# Score-based Structure Learning BNs

Posted on Fri 24 June 2016 in score_based

With a bit of delay, I am now working on a basic PR for score-based structure estimation for Bayesian Networks. It comes with two ingredients:

• The StructureScore-Class and its subclasses BayesianScore and BICScore. They are initialized with a data set and provide a score-method to compute how well a given BayesianModel can be fitted to the data, according to different criteria. Since those scores are decomposable for BNs, a local_score-method is also exposed for node-by-node computation.
• The StructureSearch-Class and its subclasses ExhaustiveSearch and HCSearch. They are initialized with a StructureScore-instance and optimize that score over all BayesianModels. The latter subclass has a number of optional search enhancements.

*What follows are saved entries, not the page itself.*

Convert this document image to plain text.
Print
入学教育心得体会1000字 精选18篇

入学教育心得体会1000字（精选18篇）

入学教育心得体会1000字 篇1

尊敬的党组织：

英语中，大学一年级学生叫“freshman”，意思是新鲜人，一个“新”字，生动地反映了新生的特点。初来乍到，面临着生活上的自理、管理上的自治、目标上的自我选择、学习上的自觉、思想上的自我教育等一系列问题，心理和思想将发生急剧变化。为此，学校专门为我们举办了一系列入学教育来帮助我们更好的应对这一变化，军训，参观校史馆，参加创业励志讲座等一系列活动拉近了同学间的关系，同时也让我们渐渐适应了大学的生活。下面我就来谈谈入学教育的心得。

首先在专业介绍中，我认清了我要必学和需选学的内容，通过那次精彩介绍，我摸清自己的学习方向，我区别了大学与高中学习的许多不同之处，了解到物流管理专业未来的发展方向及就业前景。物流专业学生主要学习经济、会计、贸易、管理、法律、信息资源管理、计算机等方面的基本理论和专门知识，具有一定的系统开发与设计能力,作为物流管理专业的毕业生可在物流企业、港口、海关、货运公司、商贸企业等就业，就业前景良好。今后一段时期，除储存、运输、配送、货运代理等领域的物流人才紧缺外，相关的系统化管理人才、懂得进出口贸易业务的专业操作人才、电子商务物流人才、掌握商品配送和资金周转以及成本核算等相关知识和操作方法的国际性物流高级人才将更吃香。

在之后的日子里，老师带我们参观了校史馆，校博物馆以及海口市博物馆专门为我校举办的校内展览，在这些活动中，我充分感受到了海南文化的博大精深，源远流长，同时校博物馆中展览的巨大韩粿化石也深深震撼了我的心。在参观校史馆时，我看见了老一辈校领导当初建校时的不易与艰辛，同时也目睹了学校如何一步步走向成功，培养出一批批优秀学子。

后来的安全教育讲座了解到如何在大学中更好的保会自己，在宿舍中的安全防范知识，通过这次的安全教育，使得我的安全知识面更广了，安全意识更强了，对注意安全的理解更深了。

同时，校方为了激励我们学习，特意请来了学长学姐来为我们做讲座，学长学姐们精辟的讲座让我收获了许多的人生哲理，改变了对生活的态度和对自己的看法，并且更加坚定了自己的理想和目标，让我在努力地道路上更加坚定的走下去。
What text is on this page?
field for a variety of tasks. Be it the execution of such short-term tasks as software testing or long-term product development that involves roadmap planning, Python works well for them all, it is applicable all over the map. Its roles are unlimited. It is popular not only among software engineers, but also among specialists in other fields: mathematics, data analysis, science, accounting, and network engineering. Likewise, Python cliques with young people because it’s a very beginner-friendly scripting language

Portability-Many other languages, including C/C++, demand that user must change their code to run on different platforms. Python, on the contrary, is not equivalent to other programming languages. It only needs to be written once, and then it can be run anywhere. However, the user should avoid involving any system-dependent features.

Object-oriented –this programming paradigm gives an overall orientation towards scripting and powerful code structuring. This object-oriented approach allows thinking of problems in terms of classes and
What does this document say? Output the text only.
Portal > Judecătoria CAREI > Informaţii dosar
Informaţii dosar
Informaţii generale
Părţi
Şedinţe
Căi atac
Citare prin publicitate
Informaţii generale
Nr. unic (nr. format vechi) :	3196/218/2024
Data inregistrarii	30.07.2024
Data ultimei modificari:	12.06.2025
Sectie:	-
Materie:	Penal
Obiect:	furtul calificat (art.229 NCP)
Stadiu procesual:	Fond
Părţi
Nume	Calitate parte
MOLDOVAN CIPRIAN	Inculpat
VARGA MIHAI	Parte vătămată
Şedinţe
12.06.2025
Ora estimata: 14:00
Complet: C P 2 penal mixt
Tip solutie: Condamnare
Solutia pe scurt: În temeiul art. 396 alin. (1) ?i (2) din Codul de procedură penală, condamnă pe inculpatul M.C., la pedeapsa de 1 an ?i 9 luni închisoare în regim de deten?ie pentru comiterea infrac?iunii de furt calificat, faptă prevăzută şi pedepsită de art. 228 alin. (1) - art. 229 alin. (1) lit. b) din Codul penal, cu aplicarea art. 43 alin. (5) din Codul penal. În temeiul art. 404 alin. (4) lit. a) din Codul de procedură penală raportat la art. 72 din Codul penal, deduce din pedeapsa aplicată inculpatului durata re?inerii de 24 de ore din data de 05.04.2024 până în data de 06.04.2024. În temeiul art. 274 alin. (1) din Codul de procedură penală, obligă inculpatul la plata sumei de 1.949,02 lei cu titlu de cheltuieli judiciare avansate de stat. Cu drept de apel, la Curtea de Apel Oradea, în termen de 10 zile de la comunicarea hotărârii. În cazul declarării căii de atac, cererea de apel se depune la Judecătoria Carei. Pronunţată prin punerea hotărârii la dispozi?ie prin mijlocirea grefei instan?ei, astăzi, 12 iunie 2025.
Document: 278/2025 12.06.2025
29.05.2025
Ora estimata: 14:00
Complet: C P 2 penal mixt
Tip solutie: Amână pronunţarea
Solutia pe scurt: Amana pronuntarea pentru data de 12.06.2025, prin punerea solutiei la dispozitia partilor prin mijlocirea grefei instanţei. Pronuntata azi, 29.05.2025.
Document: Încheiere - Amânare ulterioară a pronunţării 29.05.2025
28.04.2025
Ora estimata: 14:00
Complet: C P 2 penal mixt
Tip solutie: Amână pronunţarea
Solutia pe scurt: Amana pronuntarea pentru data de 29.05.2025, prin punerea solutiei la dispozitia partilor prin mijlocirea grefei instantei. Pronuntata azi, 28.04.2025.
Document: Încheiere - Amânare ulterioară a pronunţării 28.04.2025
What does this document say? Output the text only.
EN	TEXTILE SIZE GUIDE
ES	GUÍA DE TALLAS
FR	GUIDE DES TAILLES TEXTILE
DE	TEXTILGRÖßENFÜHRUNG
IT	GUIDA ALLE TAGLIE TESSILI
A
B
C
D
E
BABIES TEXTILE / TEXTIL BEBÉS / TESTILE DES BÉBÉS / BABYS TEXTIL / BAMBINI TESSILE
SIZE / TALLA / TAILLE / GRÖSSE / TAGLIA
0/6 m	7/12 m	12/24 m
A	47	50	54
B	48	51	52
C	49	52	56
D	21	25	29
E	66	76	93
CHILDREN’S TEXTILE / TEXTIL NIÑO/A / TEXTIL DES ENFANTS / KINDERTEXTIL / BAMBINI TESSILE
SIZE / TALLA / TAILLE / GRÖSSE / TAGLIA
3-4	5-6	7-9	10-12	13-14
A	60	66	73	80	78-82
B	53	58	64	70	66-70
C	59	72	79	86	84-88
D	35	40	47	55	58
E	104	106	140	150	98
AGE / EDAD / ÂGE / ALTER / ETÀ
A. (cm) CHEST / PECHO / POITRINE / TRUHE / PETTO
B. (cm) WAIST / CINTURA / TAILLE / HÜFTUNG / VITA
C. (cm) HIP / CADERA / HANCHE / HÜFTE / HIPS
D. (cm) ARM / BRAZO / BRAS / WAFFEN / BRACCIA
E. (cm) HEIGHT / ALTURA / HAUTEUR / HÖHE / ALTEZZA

So far BayesianScore supports BDeu and K2 priors, I’ll think for a good interface to specify other prior weights. With K2 priors the score is given by the following form:

$$score^{K2}_D(m) = \log(P(m)) + \sum_{X\in nodes(m)} local\_score^{K2}_D(X, parents_m(X))$$

where $$P(m)$$ is an optional structure prior that is quite negligible in practice. $$local\_score^{K2}$$ is computed for each node as follows:

$$local\_score^{K2}_D(X, P_X) = \sum_{j=1}^{q(P_X)} (\log(\frac{(r-1)!}{(N_j+r-1)!}) + \sum_{k=1}^r \log(N_{jk}!))$$

Where $$r$$ is the cardinality of the variable $$X$$, $$q(P_X)$$ is the product of the cardinalities of the parents of $$X$$ (= the possible states of $$P_X$$) and $$N_{jk}$$ is the number of times that variable $$X$$ is in state $$k$$ while parents are in state $$j$$ in the data sample. Finally, $$N_j:=\sum_{k=1}^r N_{jk}$$.